Résumé, photos et dossier de presse sur http://www.equinoxe-lagrandescene.com/Quartier.html
Note d'intention (extraite du dossier d'information d'Equinoxe)
Un temps en suspension.
Nous voulons raconter l’histoire d’un homme qui passe à côté de son existence sans
s’en apercevoir. Un jour, pour une raison qui le dépasse, il se retrouve face à sa propre
histoire. De façon non spectaculaire, dans la plongée de sa mémoire, il touche à
l’émotion de son enfance. Nous désirons évoquer comment son passé le rattrape un
jour, au détour de rien, au coin d’une rue. Comment, sous une impulsion incontrôlée, il
est poussé à aller au-devant de lui-même. Il ne se passe rien, si ce n’est le récit d’une
transformation et d’une réconciliation intérieure. Une lente dérive des sentiments et des
événements ordinaires qui modifie imperceptiblement ce que nous sommes.
Les personnages de Taniguchi font régulièrement cette expérience de la brèche, de
l’entre-deux. Au détour de micro-événements, la visite d’une exposition, un voyage en
train ou un tour de manège, ils sont happés par leur propre vécu et pénètrent dans le
temps dilaté du souvenir. S’ouvre alors à eux la possibilité d’un retour en arrière, à
travers les liens d’interdépendance propres aux attaches familiales. Par une subtile mise
en tension entre un cadre quotidien et la résurgence d’émotions enfouies, Taniguchi
plonge le lecteur dans un monde de la tendresse, de la protection et de la confiance
mutuelle. Qui ne vont pas sans leurs corollaires, l’abandon, la perte, la nostalgie, la
mort. Un univers de pleins et de vides, d’intimité et de prise de conscience.

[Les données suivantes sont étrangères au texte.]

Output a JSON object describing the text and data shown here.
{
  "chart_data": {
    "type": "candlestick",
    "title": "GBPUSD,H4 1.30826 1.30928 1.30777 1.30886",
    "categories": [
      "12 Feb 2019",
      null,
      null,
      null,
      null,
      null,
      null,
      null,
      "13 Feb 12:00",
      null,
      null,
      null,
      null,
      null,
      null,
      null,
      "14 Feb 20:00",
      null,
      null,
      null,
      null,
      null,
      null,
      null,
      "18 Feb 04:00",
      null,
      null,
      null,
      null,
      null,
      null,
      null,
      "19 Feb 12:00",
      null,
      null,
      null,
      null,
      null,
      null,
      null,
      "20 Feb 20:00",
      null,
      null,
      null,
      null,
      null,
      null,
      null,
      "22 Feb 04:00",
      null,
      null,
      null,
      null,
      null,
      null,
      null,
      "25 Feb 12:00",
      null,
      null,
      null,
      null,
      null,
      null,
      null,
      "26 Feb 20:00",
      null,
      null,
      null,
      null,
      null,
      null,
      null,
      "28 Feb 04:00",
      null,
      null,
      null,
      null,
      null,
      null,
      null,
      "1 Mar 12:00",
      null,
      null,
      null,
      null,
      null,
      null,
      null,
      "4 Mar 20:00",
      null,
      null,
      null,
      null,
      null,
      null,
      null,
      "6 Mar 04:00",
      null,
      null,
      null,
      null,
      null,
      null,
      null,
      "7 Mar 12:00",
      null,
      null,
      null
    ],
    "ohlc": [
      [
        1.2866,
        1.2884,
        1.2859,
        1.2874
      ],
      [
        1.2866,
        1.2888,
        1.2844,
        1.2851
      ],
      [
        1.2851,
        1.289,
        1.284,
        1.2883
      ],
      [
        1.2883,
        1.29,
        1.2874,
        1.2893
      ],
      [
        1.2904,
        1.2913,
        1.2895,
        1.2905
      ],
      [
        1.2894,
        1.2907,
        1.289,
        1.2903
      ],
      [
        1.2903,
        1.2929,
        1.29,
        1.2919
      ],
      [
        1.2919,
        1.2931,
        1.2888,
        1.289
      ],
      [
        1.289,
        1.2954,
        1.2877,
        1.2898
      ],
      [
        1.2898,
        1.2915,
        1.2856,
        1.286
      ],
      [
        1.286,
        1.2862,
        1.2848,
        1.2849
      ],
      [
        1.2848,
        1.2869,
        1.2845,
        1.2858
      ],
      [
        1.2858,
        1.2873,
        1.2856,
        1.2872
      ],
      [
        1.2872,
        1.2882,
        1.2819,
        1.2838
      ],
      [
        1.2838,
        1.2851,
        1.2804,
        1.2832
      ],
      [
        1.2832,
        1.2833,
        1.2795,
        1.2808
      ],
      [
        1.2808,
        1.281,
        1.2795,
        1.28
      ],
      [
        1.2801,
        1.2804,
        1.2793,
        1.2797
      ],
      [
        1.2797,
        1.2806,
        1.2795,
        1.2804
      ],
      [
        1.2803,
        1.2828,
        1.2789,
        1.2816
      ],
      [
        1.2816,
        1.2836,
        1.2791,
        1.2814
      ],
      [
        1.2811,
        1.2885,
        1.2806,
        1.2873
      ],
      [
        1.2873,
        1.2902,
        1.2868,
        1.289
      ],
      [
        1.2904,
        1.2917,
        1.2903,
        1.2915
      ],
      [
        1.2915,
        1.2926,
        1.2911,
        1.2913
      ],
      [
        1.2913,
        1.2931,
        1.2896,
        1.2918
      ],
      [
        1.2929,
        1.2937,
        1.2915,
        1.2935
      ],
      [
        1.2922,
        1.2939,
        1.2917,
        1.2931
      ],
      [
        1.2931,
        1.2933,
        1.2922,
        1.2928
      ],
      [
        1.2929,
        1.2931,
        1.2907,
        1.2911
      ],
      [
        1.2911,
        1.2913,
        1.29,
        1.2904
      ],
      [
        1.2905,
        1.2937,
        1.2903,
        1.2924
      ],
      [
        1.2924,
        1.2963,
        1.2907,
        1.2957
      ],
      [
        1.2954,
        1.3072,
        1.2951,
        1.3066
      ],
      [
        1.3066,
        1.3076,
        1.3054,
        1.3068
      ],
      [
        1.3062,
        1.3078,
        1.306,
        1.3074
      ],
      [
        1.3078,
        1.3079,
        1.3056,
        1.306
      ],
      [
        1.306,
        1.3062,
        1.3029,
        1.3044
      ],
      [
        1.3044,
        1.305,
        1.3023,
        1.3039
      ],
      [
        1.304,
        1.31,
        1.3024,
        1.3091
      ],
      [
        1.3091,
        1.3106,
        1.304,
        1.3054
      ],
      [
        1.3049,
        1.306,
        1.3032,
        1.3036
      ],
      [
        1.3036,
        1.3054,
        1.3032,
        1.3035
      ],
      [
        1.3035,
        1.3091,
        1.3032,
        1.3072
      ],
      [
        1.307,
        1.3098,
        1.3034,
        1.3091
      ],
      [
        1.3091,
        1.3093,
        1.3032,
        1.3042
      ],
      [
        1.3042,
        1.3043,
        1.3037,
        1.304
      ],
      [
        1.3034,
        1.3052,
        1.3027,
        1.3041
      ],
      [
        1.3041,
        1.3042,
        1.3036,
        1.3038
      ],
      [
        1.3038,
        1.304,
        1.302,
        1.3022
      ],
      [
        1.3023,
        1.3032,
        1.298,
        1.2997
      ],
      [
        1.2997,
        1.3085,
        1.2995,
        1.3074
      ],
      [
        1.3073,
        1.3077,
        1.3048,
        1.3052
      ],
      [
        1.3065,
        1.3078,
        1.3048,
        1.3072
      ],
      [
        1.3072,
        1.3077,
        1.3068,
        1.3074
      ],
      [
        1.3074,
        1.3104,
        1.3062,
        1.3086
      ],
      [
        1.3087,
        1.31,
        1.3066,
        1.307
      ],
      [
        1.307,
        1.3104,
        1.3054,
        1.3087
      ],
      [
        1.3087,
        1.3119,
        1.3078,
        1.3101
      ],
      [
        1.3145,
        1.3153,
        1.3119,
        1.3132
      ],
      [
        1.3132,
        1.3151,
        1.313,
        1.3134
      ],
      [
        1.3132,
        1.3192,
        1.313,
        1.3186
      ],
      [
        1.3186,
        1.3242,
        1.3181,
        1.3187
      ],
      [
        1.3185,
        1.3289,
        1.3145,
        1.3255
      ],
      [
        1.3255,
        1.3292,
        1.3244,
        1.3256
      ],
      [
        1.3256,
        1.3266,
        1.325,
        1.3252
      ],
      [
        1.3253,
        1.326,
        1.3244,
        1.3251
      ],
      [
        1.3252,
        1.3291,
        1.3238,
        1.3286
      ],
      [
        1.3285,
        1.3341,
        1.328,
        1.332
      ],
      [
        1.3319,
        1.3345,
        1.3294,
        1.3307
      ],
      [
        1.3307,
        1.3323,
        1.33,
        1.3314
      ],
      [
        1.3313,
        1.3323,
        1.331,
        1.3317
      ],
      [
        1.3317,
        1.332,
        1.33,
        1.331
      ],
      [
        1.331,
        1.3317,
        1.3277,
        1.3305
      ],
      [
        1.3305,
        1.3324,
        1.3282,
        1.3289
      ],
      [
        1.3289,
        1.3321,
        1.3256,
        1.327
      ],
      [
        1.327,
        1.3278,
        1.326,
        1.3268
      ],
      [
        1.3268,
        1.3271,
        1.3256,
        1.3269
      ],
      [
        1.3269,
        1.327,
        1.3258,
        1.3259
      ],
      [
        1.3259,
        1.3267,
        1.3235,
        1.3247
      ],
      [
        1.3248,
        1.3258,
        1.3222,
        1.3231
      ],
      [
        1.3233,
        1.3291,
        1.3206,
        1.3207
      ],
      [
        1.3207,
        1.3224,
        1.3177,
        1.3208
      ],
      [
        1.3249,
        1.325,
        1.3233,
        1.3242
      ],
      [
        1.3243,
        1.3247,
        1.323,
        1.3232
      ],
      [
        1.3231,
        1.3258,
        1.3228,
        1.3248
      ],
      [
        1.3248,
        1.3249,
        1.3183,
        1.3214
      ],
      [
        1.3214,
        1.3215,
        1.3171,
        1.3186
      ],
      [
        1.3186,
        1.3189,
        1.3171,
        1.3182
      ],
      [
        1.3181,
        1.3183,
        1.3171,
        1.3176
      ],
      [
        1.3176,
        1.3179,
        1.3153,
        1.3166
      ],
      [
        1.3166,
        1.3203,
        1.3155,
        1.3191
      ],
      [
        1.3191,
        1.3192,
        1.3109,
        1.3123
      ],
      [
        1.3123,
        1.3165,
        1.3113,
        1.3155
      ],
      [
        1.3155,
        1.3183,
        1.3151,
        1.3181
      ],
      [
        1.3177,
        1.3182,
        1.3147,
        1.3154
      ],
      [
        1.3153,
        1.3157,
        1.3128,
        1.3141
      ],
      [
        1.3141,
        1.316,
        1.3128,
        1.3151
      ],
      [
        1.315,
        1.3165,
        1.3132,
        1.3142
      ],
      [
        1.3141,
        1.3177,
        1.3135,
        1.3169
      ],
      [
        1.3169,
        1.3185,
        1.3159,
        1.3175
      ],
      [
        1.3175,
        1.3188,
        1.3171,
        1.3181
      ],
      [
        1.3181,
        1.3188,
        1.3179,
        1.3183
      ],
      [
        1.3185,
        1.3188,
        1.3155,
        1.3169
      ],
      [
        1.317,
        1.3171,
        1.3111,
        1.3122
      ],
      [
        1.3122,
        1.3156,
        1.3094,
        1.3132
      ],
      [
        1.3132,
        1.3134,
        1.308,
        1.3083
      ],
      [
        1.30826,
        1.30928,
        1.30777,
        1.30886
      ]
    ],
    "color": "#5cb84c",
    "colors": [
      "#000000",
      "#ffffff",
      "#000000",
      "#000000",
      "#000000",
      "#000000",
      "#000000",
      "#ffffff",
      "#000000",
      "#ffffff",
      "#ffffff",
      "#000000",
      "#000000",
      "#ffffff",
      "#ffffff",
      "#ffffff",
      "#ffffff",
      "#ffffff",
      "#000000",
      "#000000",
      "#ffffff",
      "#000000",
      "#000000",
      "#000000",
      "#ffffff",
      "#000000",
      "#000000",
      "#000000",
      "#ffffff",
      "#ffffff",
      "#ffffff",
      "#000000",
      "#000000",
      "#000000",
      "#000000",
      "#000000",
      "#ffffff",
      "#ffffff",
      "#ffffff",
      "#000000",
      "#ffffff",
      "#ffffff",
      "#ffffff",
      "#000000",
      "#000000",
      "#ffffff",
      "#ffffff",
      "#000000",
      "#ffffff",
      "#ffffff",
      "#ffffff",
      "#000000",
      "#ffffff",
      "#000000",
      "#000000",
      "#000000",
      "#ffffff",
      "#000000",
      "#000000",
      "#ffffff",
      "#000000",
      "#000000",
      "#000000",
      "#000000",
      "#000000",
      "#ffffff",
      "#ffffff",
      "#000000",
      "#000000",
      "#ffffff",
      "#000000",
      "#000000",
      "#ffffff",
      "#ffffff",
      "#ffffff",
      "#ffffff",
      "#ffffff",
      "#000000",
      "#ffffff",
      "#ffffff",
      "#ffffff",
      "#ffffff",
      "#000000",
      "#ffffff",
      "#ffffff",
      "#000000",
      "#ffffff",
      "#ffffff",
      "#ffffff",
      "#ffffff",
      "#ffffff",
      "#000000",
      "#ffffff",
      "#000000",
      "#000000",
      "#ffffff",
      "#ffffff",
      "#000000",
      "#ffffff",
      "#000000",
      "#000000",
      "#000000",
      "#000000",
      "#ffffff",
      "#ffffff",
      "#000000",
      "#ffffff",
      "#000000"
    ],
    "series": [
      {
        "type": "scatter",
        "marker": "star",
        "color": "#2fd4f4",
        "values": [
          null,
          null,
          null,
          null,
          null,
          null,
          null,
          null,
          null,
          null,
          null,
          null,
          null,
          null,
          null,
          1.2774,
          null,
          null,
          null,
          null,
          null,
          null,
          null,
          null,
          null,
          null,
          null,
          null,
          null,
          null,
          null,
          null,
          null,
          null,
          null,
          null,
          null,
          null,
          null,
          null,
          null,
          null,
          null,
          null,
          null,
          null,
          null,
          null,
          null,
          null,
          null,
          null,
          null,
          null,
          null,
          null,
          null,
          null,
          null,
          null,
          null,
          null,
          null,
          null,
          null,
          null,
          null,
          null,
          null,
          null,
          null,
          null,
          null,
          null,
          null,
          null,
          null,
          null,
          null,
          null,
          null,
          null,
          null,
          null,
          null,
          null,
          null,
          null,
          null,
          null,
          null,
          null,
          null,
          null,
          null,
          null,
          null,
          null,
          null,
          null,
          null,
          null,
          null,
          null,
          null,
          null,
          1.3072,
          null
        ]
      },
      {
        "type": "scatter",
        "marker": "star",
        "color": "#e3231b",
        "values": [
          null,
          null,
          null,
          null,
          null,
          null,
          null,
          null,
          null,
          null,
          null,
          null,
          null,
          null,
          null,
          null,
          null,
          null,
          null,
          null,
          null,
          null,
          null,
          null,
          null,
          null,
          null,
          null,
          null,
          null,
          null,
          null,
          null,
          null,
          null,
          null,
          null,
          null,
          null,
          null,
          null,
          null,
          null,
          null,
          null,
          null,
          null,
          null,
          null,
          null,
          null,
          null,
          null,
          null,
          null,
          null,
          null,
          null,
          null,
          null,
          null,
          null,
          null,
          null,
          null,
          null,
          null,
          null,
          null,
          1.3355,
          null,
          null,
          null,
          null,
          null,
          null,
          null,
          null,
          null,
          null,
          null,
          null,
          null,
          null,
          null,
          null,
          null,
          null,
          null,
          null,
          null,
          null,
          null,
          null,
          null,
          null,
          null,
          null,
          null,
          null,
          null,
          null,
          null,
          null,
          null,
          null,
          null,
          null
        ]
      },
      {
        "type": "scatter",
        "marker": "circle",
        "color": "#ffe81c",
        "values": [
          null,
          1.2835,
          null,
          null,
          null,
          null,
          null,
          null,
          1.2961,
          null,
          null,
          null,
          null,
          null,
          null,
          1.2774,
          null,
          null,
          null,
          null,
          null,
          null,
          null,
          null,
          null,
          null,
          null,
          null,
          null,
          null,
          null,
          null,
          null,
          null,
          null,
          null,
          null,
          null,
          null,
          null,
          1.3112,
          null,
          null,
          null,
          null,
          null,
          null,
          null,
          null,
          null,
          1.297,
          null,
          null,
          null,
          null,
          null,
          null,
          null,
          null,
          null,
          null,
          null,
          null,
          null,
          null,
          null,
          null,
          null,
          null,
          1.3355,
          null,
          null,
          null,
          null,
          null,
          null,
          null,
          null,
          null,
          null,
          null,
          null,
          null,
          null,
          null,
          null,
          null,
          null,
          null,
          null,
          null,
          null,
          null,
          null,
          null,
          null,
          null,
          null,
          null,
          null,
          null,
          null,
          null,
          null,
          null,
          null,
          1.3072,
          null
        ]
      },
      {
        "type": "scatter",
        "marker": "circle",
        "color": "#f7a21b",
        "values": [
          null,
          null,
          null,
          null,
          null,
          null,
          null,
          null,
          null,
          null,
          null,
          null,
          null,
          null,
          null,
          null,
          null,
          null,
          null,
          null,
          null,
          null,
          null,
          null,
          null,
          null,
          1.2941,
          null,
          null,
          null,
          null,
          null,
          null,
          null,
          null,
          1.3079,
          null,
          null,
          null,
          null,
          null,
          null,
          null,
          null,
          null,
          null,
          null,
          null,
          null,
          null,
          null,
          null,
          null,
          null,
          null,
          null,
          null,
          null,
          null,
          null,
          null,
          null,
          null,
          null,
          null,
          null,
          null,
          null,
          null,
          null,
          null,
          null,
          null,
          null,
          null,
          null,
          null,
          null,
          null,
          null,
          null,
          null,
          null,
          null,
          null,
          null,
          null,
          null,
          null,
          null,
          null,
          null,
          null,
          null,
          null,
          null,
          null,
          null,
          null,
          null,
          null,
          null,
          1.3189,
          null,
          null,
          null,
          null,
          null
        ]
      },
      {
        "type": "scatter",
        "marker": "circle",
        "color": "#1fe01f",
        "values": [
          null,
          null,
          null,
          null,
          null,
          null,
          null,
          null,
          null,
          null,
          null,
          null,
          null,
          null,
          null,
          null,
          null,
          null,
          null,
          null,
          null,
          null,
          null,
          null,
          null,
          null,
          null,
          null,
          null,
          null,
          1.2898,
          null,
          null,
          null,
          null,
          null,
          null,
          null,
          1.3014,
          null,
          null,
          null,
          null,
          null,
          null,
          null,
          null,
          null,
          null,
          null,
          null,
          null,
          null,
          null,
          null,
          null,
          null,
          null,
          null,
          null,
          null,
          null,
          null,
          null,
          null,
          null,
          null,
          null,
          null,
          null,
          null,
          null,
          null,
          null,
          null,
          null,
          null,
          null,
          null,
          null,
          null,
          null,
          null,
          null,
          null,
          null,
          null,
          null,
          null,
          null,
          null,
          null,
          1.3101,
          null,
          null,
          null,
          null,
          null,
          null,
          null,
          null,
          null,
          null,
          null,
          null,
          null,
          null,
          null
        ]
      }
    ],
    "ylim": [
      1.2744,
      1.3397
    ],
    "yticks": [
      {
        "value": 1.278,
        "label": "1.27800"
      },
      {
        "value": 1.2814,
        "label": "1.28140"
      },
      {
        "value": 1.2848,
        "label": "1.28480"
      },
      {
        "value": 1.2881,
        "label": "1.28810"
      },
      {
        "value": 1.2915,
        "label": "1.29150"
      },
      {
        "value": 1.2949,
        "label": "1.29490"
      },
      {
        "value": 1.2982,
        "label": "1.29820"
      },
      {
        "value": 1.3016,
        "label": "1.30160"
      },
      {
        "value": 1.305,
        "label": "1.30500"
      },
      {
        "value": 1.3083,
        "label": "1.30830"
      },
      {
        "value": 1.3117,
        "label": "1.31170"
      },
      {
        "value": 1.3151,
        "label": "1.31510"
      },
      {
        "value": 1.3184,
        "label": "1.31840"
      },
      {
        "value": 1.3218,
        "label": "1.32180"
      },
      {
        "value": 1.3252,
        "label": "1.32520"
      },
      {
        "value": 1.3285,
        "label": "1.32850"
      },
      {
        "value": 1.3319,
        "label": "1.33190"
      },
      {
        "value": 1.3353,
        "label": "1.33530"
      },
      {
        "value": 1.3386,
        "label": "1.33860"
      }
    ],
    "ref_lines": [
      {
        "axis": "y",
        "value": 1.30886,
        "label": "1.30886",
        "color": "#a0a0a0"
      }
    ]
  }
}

Selon l’écrivain japonais Yoshihawa, les récits de Taniguchi se caractérisent par une
notion quasi désuète aujourd’hui : la gentillesse. Loin de tout scepticisme, être gentil,
pour lui, n’est pas péjoratif, c’est au contraire oser se montrer bienveillant.
Envers les autres, envers la nature, envers soi-même. Il y a de la provocation dans ce
regard altruiste, situé dans les marges du système productiviste. Un espace ouvert à la
rêverie et à la contemplation.
Nous ne reproduisons pas fidèlement le langage de Taniguchi, mais voulons capter
l’esprit de son oeuvre, la qualité de son geste. La transposition à partir d’un récit non
théâtral oblige à questionner la spécificité de chaque art. Passer d’une bande
dessinée à la scène implique de réfléchir au rapport entre le texte et l’image dans le 9e
art, et donc entre le texte et les autres modes d’expression scéniques. Pour adapter
cette bande dessinée, nous n’optons donc pas pour un traitement réaliste, mais
affirmons la théâtralité. L’illusion de la fiction est déjouée : c’est bien un groupe
d’acteurs qui s’empare de cette histoire, en endossant des rôles multiples, et qui
entraîne le spectateur dans l’univers délicat de Taniguchi.